Sustained improvement of muscle function one year after full-length dystrophin gene transfer into mdx mice by a gutted helper-dependent adenoviral vector

Dystrophin gene transfer using helper-dependent adenoviral vectors (HDAd) deleted of all viral genes is a promising option to treat muscles in Duchenne muscular dystrophy (DMD). Previously, we reported high-level dystrophin expression and functional correction of dystrophin-deficient (mdx) mouse muscle 60 days after gene transfer with an HDAd encoding two full-length murine dystrophin cDNAs (referred to as HDCBDysM). In the present study, we tested the long-term efficacy of HDCBDysM by examining muscle contractility parameters and the stability of dystrophin expression 1 year after injection into neonatal mdx muscles. At this point, HDCBDysM-treated muscles averaged 52% dystrophin-positive fibers. Treated muscles also displayed significantly greater isometric force production as well as greater resistance to the force deficits and damage caused by eccentric contractions. The level of protection against eccentric contraction-induced force deficits correlated with the percentage of dystrophin-positive fibers.
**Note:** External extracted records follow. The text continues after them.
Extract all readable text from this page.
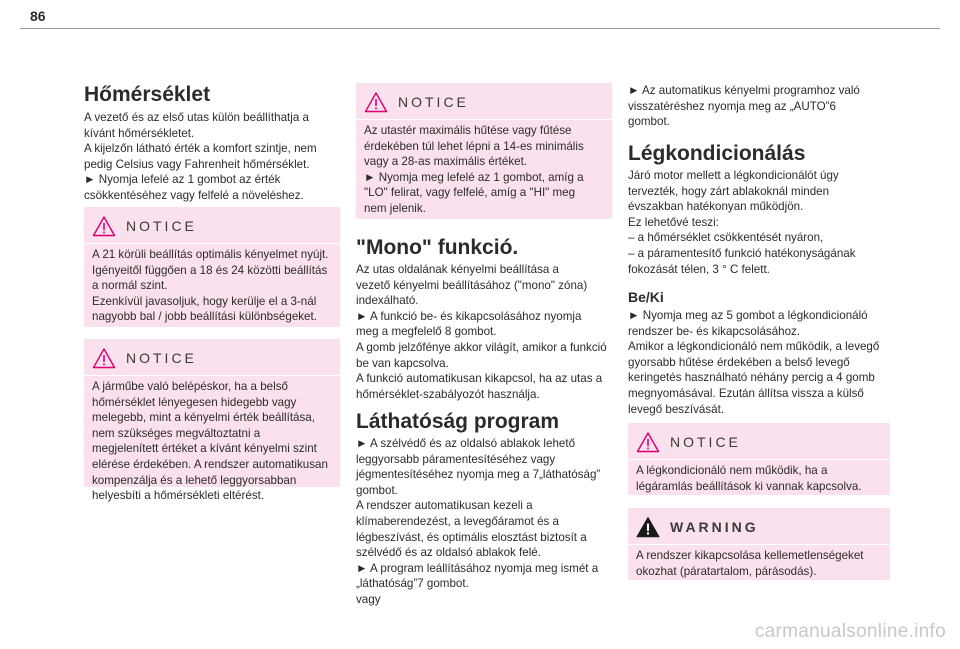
86
Hőmérséklet

A vezető és az első utas külön beállíthatja a
kívánt hőmérsékletet.
A kijelzőn látható érték a komfort szintje, nem
pedig Celsius vagy Fahrenheit hőmérséklet.
► Nyomja lefelé az 1 gombot az érték
csökkentéséhez vagy felfelé a növeléshez.

NOTICE
A 21 körüli beállítás optimális kényelmet nyújt.
Igényeitől függően a 18 és 24 közötti beállítás
a normál szint.
Ezenkívül javasoljuk, hogy kerülje el a 3-nál
nagyobb bal / jobb beállítási különbségeket.
NOTICE
A járműbe való belépéskor, ha a belső
hőmérséklet lényegesen hidegebb vagy
melegebb, mint a kényelmi érték beállítása,
nem szükséges megváltoztatni a
megjelenített értéket a kívánt kényelmi szint
elérése érdekében. A rendszer automatikusan
kompenzálja és a lehető leggyorsabban
helyesbíti a hőmérsékleti eltérést.
NOTICE
Az utastér maximális hűtése vagy fűtése
érdekében túl lehet lépni a 14-es minimális
vagy a 28-as maximális értéket.
► Nyomja meg lefelé az 1 gombot, amíg a
"LO" felirat, vagy felfelé, amíg a "HI" meg
nem jelenik.
"Mono" funkció.

Az utas oldalának kényelmi beállítása a
vezető kényelmi beállításához ("mono" zóna)
indexálható.
► A funkció be- és kikapcsolásához nyomja
meg a megfelelő 8 gombot.
A gomb jelzőfénye akkor világít, amikor a funkció
be van kapcsolva.
A funkció automatikusan kikapcsol, ha az utas a
hőmérséklet-szabályozót használja.

Láthatóság program

► A szélvédő és az oldalsó ablakok lehető
leggyorsabb páramentesítéséhez vagy
jégmentesítéséhez nyomja meg a 7„láthatóság”
gombot.
A rendszer automatikusan kezeli a
klímaberendezést, a levegőáramot és a
légbeszívást, és optimális elosztást biztosít a
szélvédő és az oldalsó ablakok felé.
► A program leállításához nyomja meg ismét a
„láthatóság”7 gombot.
vagy

► Az automatikus kényelmi programhoz való
visszatéréshez nyomja meg az „AUTO”6
gombot.

Légkondicionálás

Járó motor mellett a légkondicionálót úgy
tervezték, hogy zárt ablakoknál minden
évszakban hatékonyan működjön.
Ez lehetővé teszi:
– a hőmérséklet csökkentését nyáron,
– a páramentesítő funkció hatékonyságának
fokozását télen, 3 ° C felett.

Be/Ki

► Nyomja meg az 5 gombot a légkondicionáló
rendszer be- és kikapcsolásához.
Amikor a légkondicionáló nem működik, a levegő
gyorsabb hűtése érdekében a belső levegő
keringetés használható néhány percig a 4 gomb
megnyomásával. Ezután állítsa vissza a külső
levegő beszívását.

NOTICE
A légkondicionáló nem működik, ha a
légáramlás beállítások ki vannak kapcsolva.
WARNING
A rendszer kikapcsolása kellemetlenségeket
okozhat (páratartalom, párásodás).
carmanualsonline.info
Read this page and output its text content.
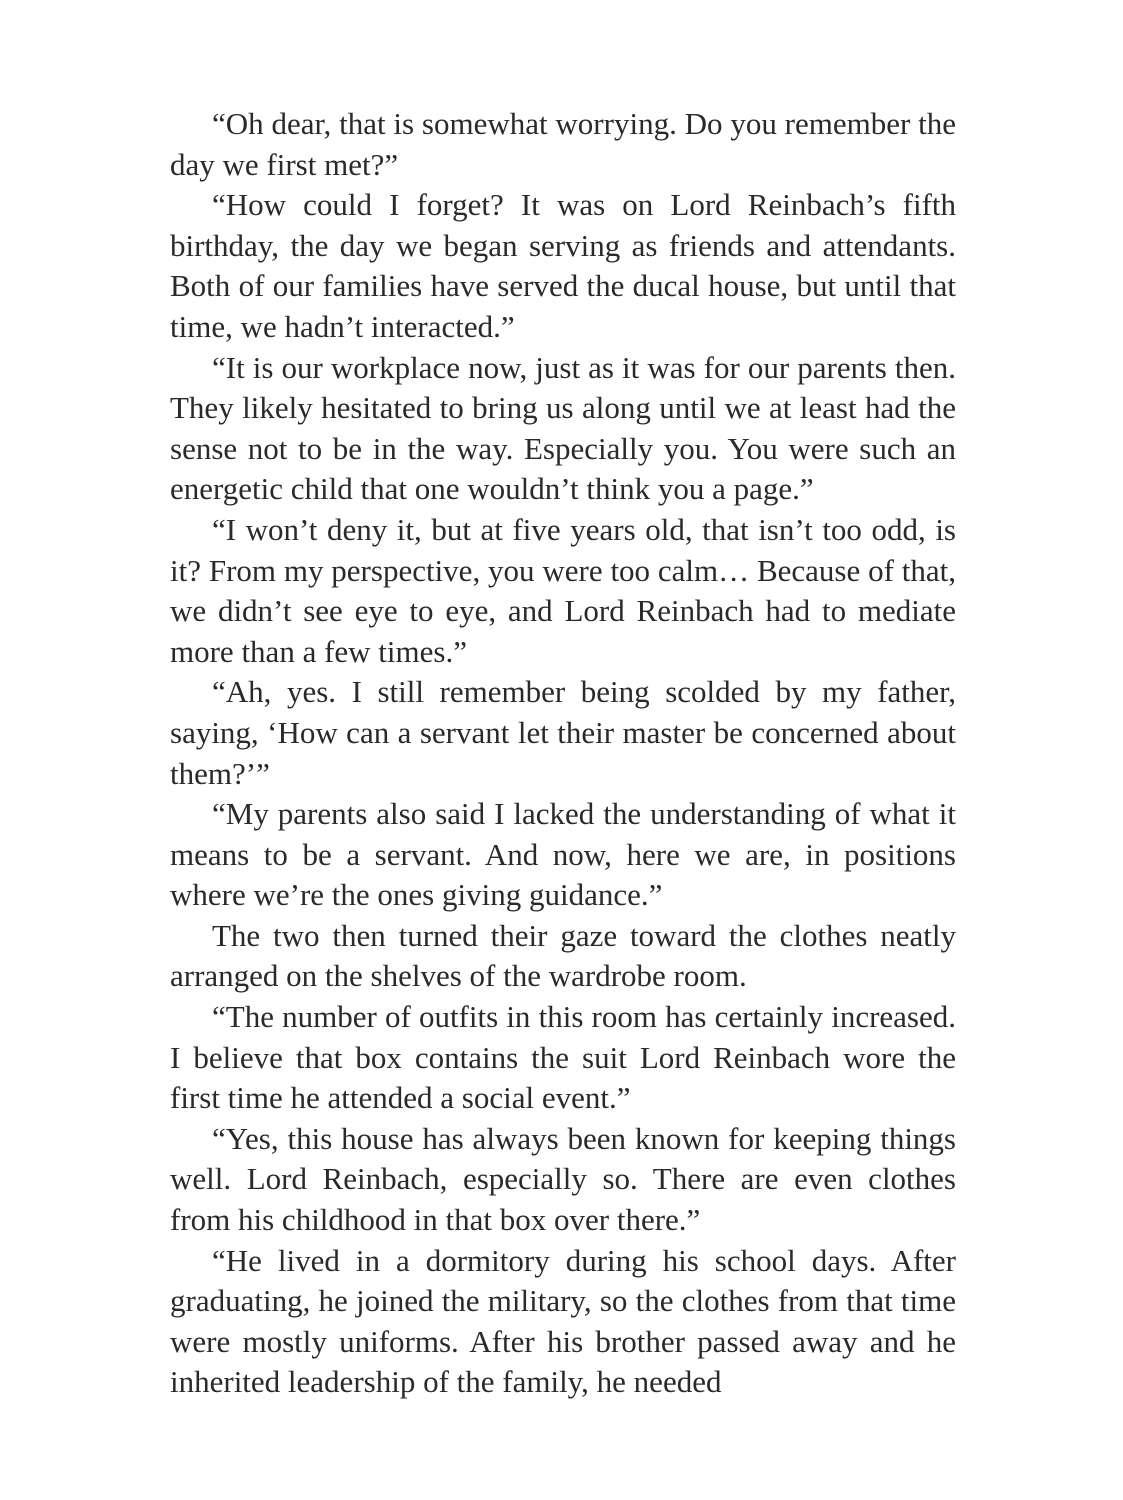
“Oh dear, that is somewhat worrying. Do you remember the day we first met?”

“How could I forget? It was on Lord Reinbach’s fifth birthday, the day we began serving as friends and attendants. Both of our families have served the ducal house, but until that time, we hadn’t interacted.”

“It is our workplace now, just as it was for our parents then. They likely hesitated to bring us along until we at least had the sense not to be in the way. Especially you. You were such an energetic child that one wouldn’t think you a page.”

“I won’t deny it, but at five years old, that isn’t too odd, is it? From my perspective, you were too calm… Because of that, we didn’t see eye to eye, and Lord Reinbach had to mediate more than a few times.”

“Ah, yes. I still remember being scolded by my father, saying, ‘How can a servant let their master be concerned about them?’”

“My parents also said I lacked the understanding of what it means to be a servant. And now, here we are, in positions where we’re the ones giving guidance.”

The two then turned their gaze toward the clothes neatly arranged on the shelves of the wardrobe room.

“The number of outfits in this room has certainly increased. I believe that box contains the suit Lord Reinbach wore the first time he attended a social event.”

“Yes, this house has always been known for keeping things well. Lord Reinbach, especially so. There are even clothes from his childhood in that box over there.”

“He lived in a dormitory during his school days. After graduating, he joined the military, so the clothes from that time were mostly uniforms. After his brother passed away and he inherited leadership of the family, he needed
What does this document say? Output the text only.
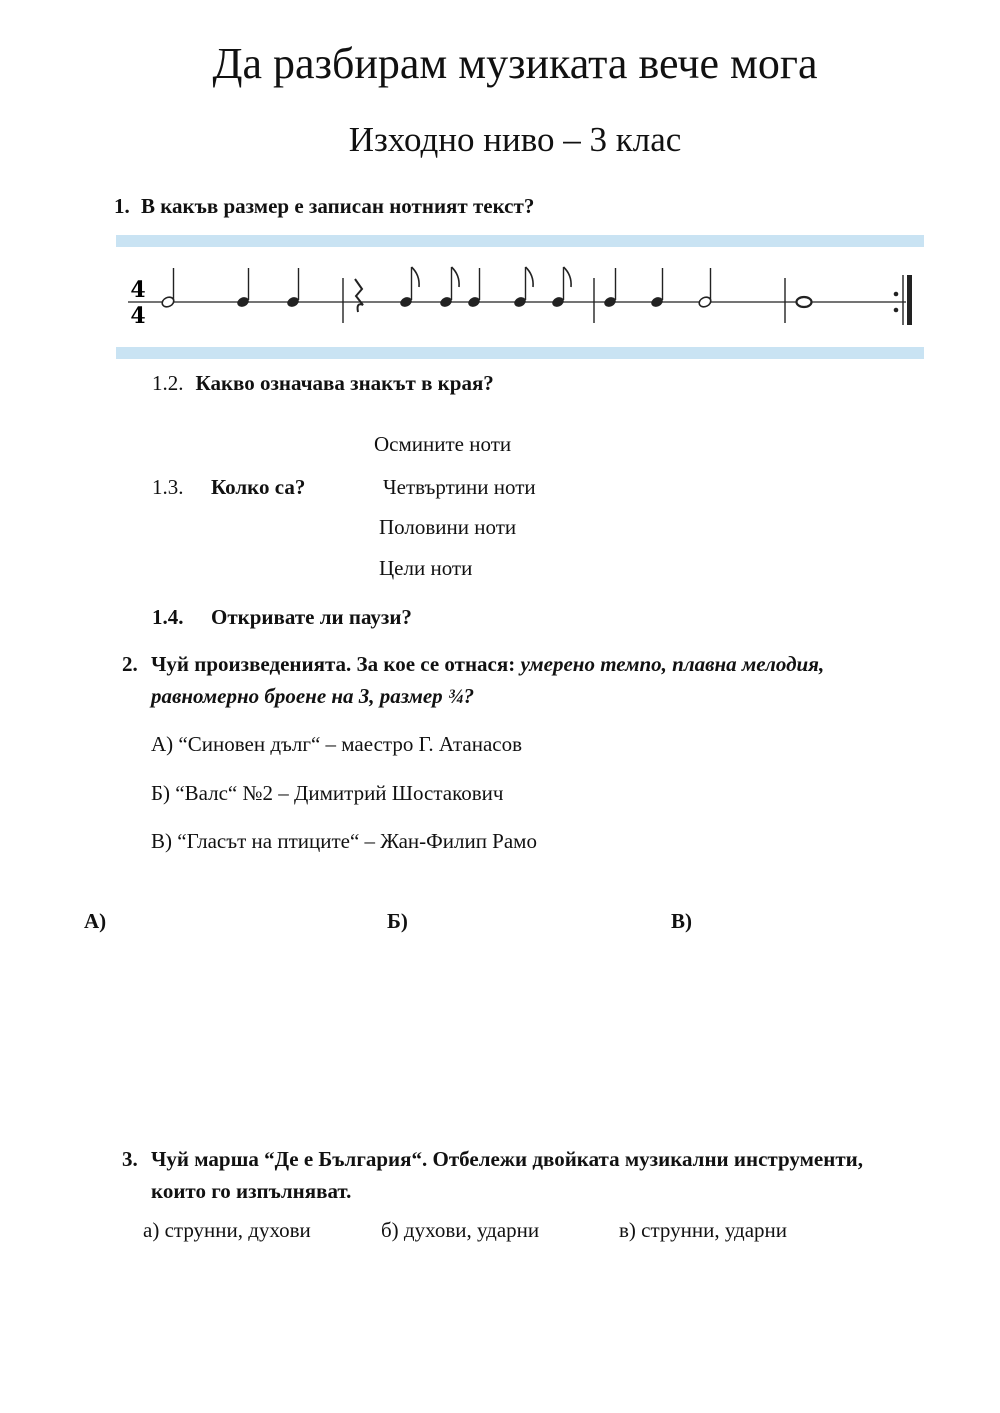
Да разбирам музиката вече мога
Изходно ниво – 3 клас
1. В какъв размер е записан нотният текст?
4
4
1.2. Какво означава знакът в края?
Осмините ноти
1.3. Колко са?	Четвъртини ноти
Половини ноти
Цели ноти
1.4. Откривате ли паузи?
2. Чуй произведенията. За кое се отнася: умерено темпо, плавна мелодия,
равномерно броене на 3, размер ¾?
А) “Синовен дълг“ – маестро Г. Атанасов
Б) “Валс“ №2 – Димитрий Шостакович
В) “Гласът на птиците“ – Жан-Филип Рамо
А)	Б)	В)
3. Чуй марша “Де е България“. Отбележи двойката музикални инструменти,
които го изпълняват.
а) струнни, духови	б) духови, ударни	в) струнни, ударни
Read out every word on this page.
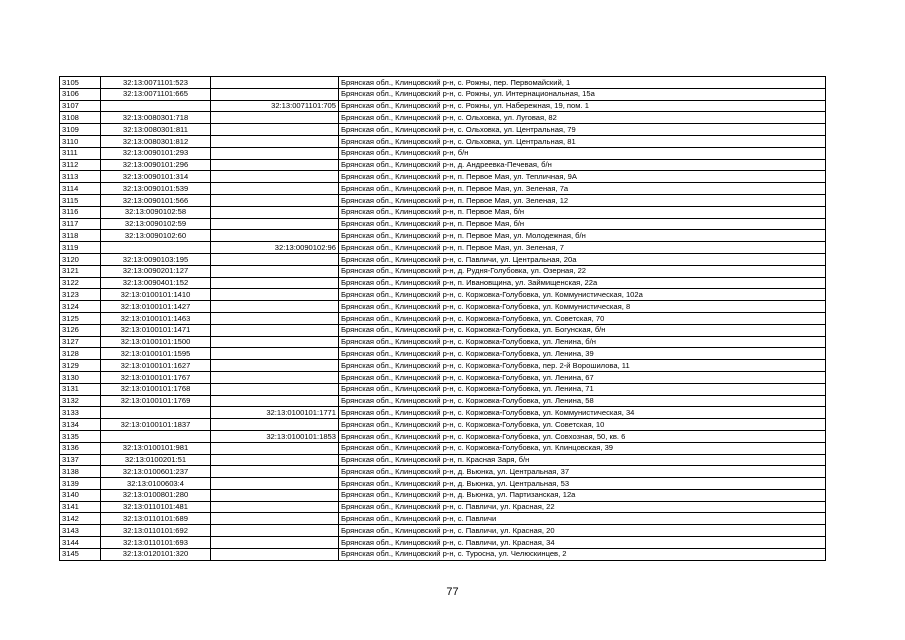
3105	32:13:0071101:523		Брянская обл., Клинцовский р-н, с. Рожны, пер. Первомайский, 1
3106	32:13:0071101:665		Брянская обл., Клинцовский р-н, с. Рожны, ул. Интернациональная, 15а
3107		32:13:0071101:705	Брянская обл., Клинцовский р-н, с. Рожны, ул. Набережная, 19, пом. 1
3108	32:13:0080301:718		Брянская обл., Клинцовский р-н, с. Ольховка, ул. Луговая, 82
3109	32:13:0080301:811		Брянская обл., Клинцовский р-н, с. Ольховка, ул. Центральная, 79
3110	32:13:0080301:812		Брянская обл., Клинцовский р-н, с. Ольховка, ул. Центральная, 81
3111	32:13:0090101:293		Брянская обл., Клинцовский р-н, б/н
3112	32:13:0090101:296		Брянская обл., Клинцовский р-н, д. Андреевка-Печевая, б/н
3113	32:13:0090101:314		Брянская обл., Клинцовский р-н, п. Первое Мая, ул. Тепличная, 9А
3114	32:13:0090101:539		Брянская обл., Клинцовский р-н, п. Первое Мая, ул. Зеленая, 7а
3115	32:13:0090101:566		Брянская обл., Клинцовский р-н, п. Первое Мая, ул. Зеленая, 12
3116	32:13:0090102:58		Брянская обл., Клинцовский р-н, п. Первое Мая, б/н
3117	32:13:0090102:59		Брянская обл., Клинцовский р-н, п. Первое Мая, б/н
3118	32:13:0090102:60		Брянская обл., Клинцовский р-н, п. Первое Мая, ул. Молодежная, б/н
3119		32:13:0090102:96	Брянская обл., Клинцовский р-н, п. Первое Мая, ул. Зеленая, 7
3120	32:13:0090103:195		Брянская обл., Клинцовский р-н, с. Павличи, ул. Центральная, 20а
3121	32:13:0090201:127		Брянская обл., Клинцовский р-н, д. Рудня-Голубовка, ул. Озерная, 22
3122	32:13:0090401:152		Брянская обл., Клинцовский р-н, п. Ивановщина, ул. Займищенская, 22а
3123	32:13:0100101:1410		Брянская обл., Клинцовский р-н, с. Коржовка-Голубовка, ул. Коммунистическая, 102а
3124	32:13:0100101:1427		Брянская обл., Клинцовский р-н, с. Коржовка-Голубовка, ул. Коммунистическая, 8
3125	32:13:0100101:1463		Брянская обл., Клинцовский р-н, с. Коржовка-Голубовка, ул. Советская, 70
3126	32:13:0100101:1471		Брянская обл., Клинцовский р-н, с. Коржовка-Голубовка, ул. Богунская, б/н
3127	32:13:0100101:1500		Брянская обл., Клинцовский р-н, с. Коржовка-Голубовка, ул. Ленина, б/н
3128	32:13:0100101:1595		Брянская обл., Клинцовский р-н, с. Коржовка-Голубовка, ул. Ленина, 39
3129	32:13:0100101:1627		Брянская обл., Клинцовский р-н, с. Коржовка-Голубовка, пер. 2-й Ворошилова, 11
3130	32:13:0100101:1767		Брянская обл., Клинцовский р-н, с. Коржовка-Голубовка, ул. Ленина, 67
3131	32:13:0100101:1768		Брянская обл., Клинцовский р-н, с. Коржовка-Голубовка, ул. Ленина, 71
3132	32:13:0100101:1769		Брянская обл., Клинцовский р-н, с. Коржовка-Голубовка, ул. Ленина, 58
3133		32:13:0100101:1771	Брянская обл., Клинцовский р-н, с. Коржовка-Голубовка, ул. Коммунистическая, 34
3134	32:13:0100101:1837		Брянская обл., Клинцовский р-н, с. Коржовка-Голубовка, ул. Советская, 10
3135		32:13:0100101:1853	Брянская обл., Клинцовский р-н, с. Коржовка-Голубовка, ул. Совхозная, 50, кв. 6
3136	32:13:0100101:981		Брянская обл., Клинцовский р-н, с. Коржовка-Голубовка, ул. Клинцовская, 39
3137	32:13:0100201:51		Брянская обл., Клинцовский р-н, п. Красная Заря, б/н
3138	32:13:0100601:237		Брянская обл., Клинцовский р-н, д. Вьюнка, ул. Центральная, 37
3139	32:13:0100603:4		Брянская обл., Клинцовский р-н, д. Вьюнка, ул. Центральная, 53
3140	32:13:0100801:280		Брянская обл., Клинцовский р-н, д. Вьюнка, ул. Партизанская, 12а
3141	32:13:0110101:481		Брянская обл., Клинцовский р-н, с. Павличи, ул. Красная, 22
3142	32:13:0110101:689		Брянская обл., Клинцовский р-н, с. Павличи
3143	32:13:0110101:692		Брянская обл., Клинцовский р-н, с. Павличи, ул. Красная, 20
3144	32:13:0110101:693		Брянская обл., Клинцовский р-н, с. Павличи, ул. Красная, 34
3145	32:13:0120101:320		Брянская обл., Клинцовский р-н, с. Туросна, ул. Челюскинцев, 2
77
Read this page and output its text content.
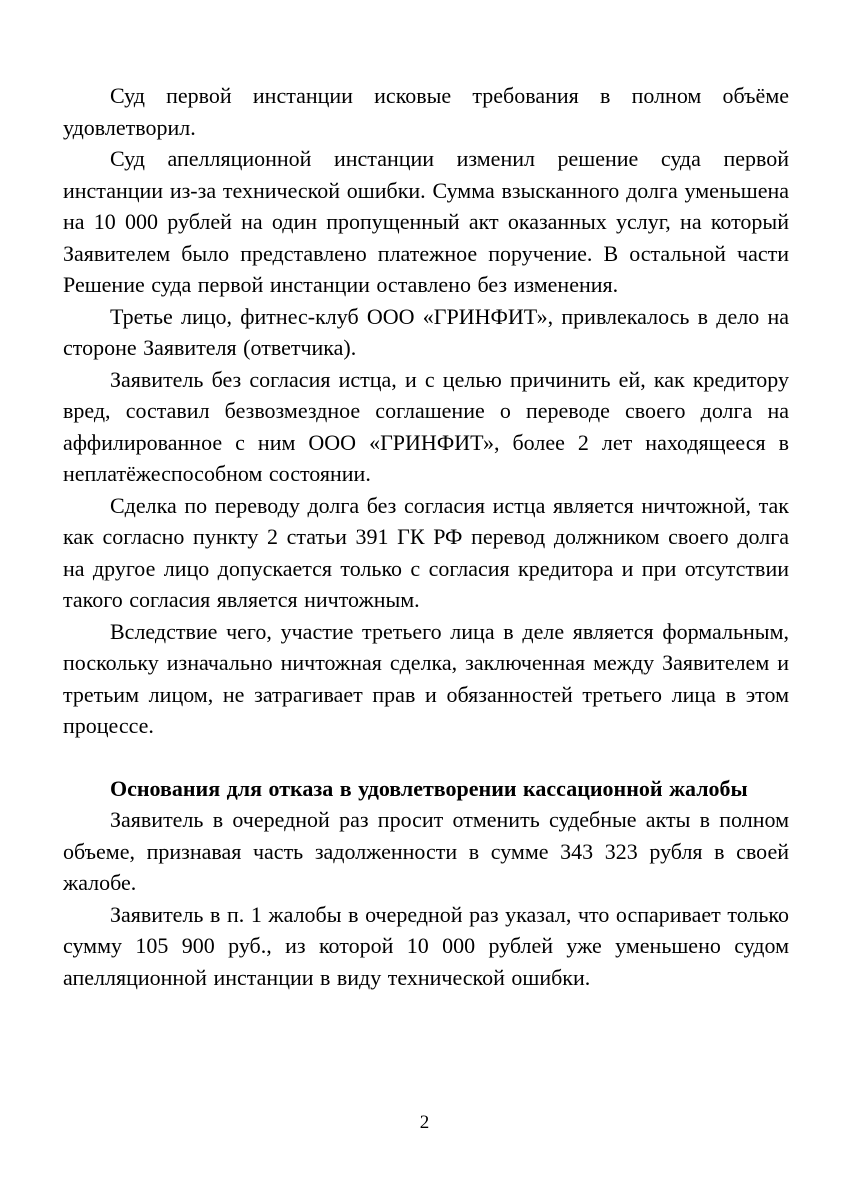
Суд первой инстанции исковые требования в полном объёме удовлетворил.

Суд апелляционной инстанции изменил решение суда первой инстанции из-за технической ошибки. Сумма взысканного долга уменьшена на 10 000 рублей на один пропущенный акт оказанных услуг, на который Заявителем было представлено платежное поручение. В остальной части Решение суда первой инстанции оставлено без изменения.

Третье лицо, фитнес-клуб ООО «ГРИНФИТ», привлекалось в дело на стороне Заявителя (ответчика).

Заявитель без согласия истца, и с целью причинить ей, как кредитору вред, составил безвозмездное соглашение о переводе своего долга на аффилированное с ним ООО «ГРИНФИТ», более 2 лет находящееся в неплатёжеспособном состоянии.

Сделка по переводу долга без согласия истца является ничтожной, так как согласно пункту 2 статьи 391 ГК РФ перевод должником своего долга на другое лицо допускается только с согласия кредитора и при отсутствии такого согласия является ничтожным.

Вследствие чего, участие третьего лица в деле является формальным, поскольку изначально ничтожная сделка, заключенная между Заявителем и третьим лицом, не затрагивает прав и обязанностей третьего лица в этом процессе.

Основания для отказа в удовлетворении кассационной жалобы

Заявитель в очередной раз просит отменить судебные акты в полном объеме, признавая часть задолженности в сумме 343 323 рубля в своей жалобе.

Заявитель в п. 1 жалобы в очередной раз указал, что оспаривает только сумму 105 900 руб., из которой 10 000 рублей уже уменьшено судом апелляционной инстанции в виду технической ошибки.

2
Furthermore, HDCBDysM treatment restored the dystrophin-glycoprotein complex (DGC) to the sarcolemma and improved other aspects of mdx muscle histopathology examined (central nucleation, muscle hypertrophy, and mononuclear [phagocytic] cell infiltration). These improvements occurred despite the induction of a humoral response against murine dystrophin. Our results indicate that major therapeutic benefits of HDCBDysM are maintained for a long period of the animals' lifespan and suggest that HDCBDys holds promise for treating DMD by gene therapy.